442d physician reflects on American tragedy

  • Published
  • By Staff Sgt. Jacob Gutierrez
  • 442d Fighter Wing

The inside of the hospital bustled with the sounds of an emergency the night of October 25, 2023. All possible hands were called to respond to a mass casualty event. Doctors and nurses worked tirelessly through extended rounds treating and responding to trauma patients with varying levels of injury. The tension of the unknown hung in the air as they eagerly anticipated more information. The damage inflicted was reminiscent of the aggressive injury of war commonly seen in the battlefield as the smoke settles. However, this was not a triage center on foreign soil. It was a hospital in a quiet small town in America. The victims were neighbors and residents of Lewiston, Maine. Husbands and wives, sons, and daughters.

That night, medical professionals like Maj. (Dr.) Jennifer Waterman, 303d Fighter Squadron flight surgeon, responded to the deadliest mass shooting in state history. An as-yet-unidentified shooter caused the normally sleepy town to erupt in fear that Wednesday evening. Waterman’s pager went off as she was returning home, unaware of the ongoing situation.

“They had no idea what kind of numbers to expect, but if anyone was able and available could they return to the hospital and assist,” said Waterman. “They said there was an active shooter, but details were murky; nobody really knew what was going on.”

Like many traditional reservists, Waterman has two careers. In her civilian role, she is an orthopedic surgeon newly relocated from Kansas to Maine. As a reservist with the 442d, she operates as a flight surgeon primarily, but offers her medical expertise wherever it’s needed across the wing. When she arrived back at the hospital that night in Lewiston, Waterman saw a scene she never expected to see in her civilian life.

“In 2018 in Kandahar, Afghanistan I did a lot of surgeries on troops with horrific injuries,” said Waterman. “It didn’t strike me in the same way because that was an anticipated occurrence. It’s more difficult to compartmentalize when you see someone bleeding out who went bowling for the evening or was participating in a cornhole tournament.”

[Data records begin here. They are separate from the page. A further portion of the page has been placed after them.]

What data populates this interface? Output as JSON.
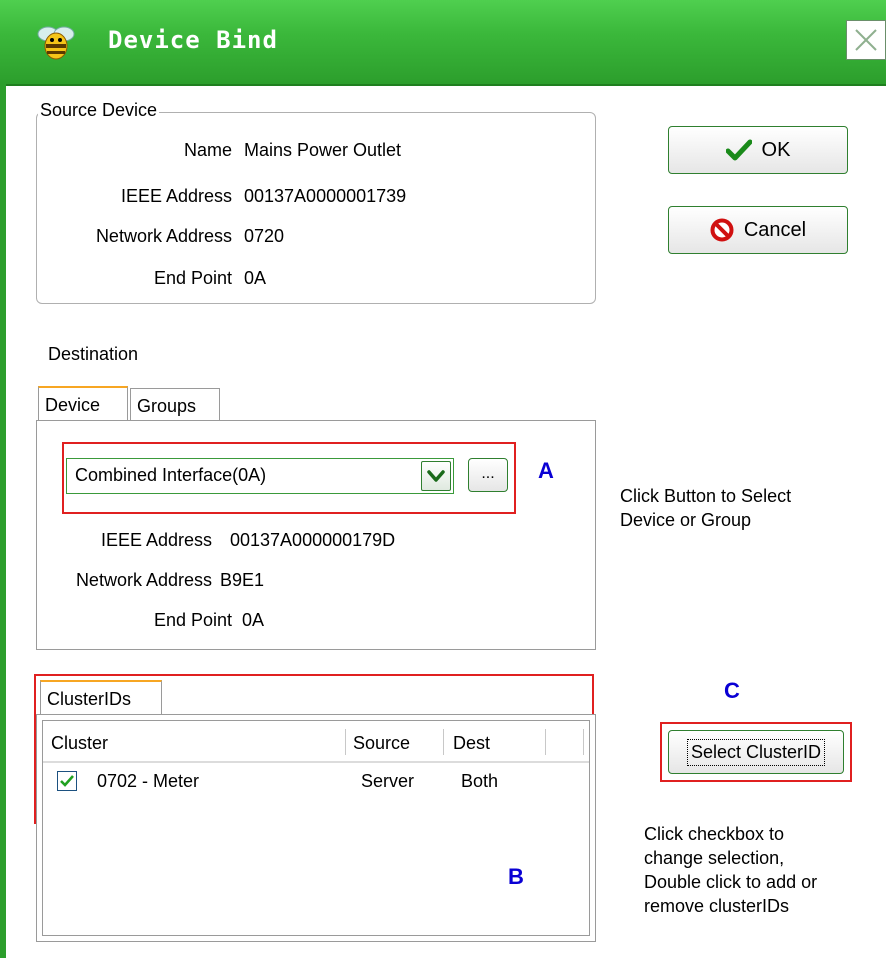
{
  "window": {
    "title": "Device Bind",
    "close_glyph": "✕"
  },
  "source": {
    "legend": "Source Device",
    "name_label": "Name",
    "name_value": "Mains Power Outlet",
    "ieee_label": "IEEE Address",
    "ieee_value": "00137A0000001739",
    "nwk_label": "Network Address",
    "nwk_value": "0720",
    "ep_label": "End Point",
    "ep_value": "0A"
  },
  "buttons": {
    "ok": "OK",
    "cancel": "Cancel",
    "browse": "...",
    "select_cluster": "Select ClusterID"
  },
  "destination": {
    "label": "Destination",
    "tabs": [
      "Device",
      "Groups"
    ],
    "combo_value": "Combined Interface(0A)",
    "ieee_label": "IEEE Address",
    "ieee_value": "00137A000000179D",
    "nwk_label": "Network Address",
    "nwk_value": "B9E1",
    "ep_label": "End Point",
    "ep_value": "0A"
  },
  "clusters": {
    "tab": "ClusterIDs",
    "columns": [
      "Cluster",
      "Source",
      "Dest"
    ],
    "rows": [
      {
        "checked": true,
        "cluster": "0702 - Meter",
        "source": "Server",
        "dest": "Both"
      }
    ]
  },
  "annotations": {
    "a": "A",
    "b": "B",
    "c": "C",
    "note_select_1": "Click Button to Select",
    "note_select_2": "Device or Group",
    "note_check_1": "Click checkbox to",
    "note_check_2": "change selection,",
    "note_check_3": "Double click to add or",
    "note_check_4": "remove clusterIDs"
  },
  "colors": {
    "titlebar": "#3bb83b",
    "annotation_box": "#e02020",
    "annotation_letter": "#0a00d4"
  }
}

Despite the ongoing uncertainty, the professionals in the 250-bed hospital worked through the night stabilizing patients and providing care in operating rooms. Waterman advocated that her military experiences provided a level of familiarity her civilian counterparts needed for support.

“The injuries that came in weren’t something you usually see in a civilian hospital. The weapon used in this setting was much more similar to something you would see in a combat zone, far more destructive and there were many people I worked with who had never seen injuries like that,” said Waterman. “I’m trying to find gratitude that I was able to take from my military experiences to bring something to the table and add value to this community.”

The shooting left 18 people dead. Waterman’s hospital saw most of the causalities pass through their ER doors. However, despite the unimaginable horror, she says Lewiston is exhibiting strengths that show human fortitude rises above all odds.

“I’m new to Lewiston, but you can see how everyone is interconnected and there aren’t a lot of degrees of separation,” said Waterman. “It mimics the tight-knit community of the military.”

The healing process will take time. Answers are never easily delivered to the suffering and the “why” may never come. Waterman advocates that in the above all else, we need to remember one another – the neighbor we haven’t spoken to, and the loved one whose call we always seem to miss.

“It’s hitting me a lot harder than I thought it would,” said Waterman. “The best advice I have is to reach out to people on a day-to-day basis and ask the people around you if they’re okay, and if they aren’t okay, talk about it.”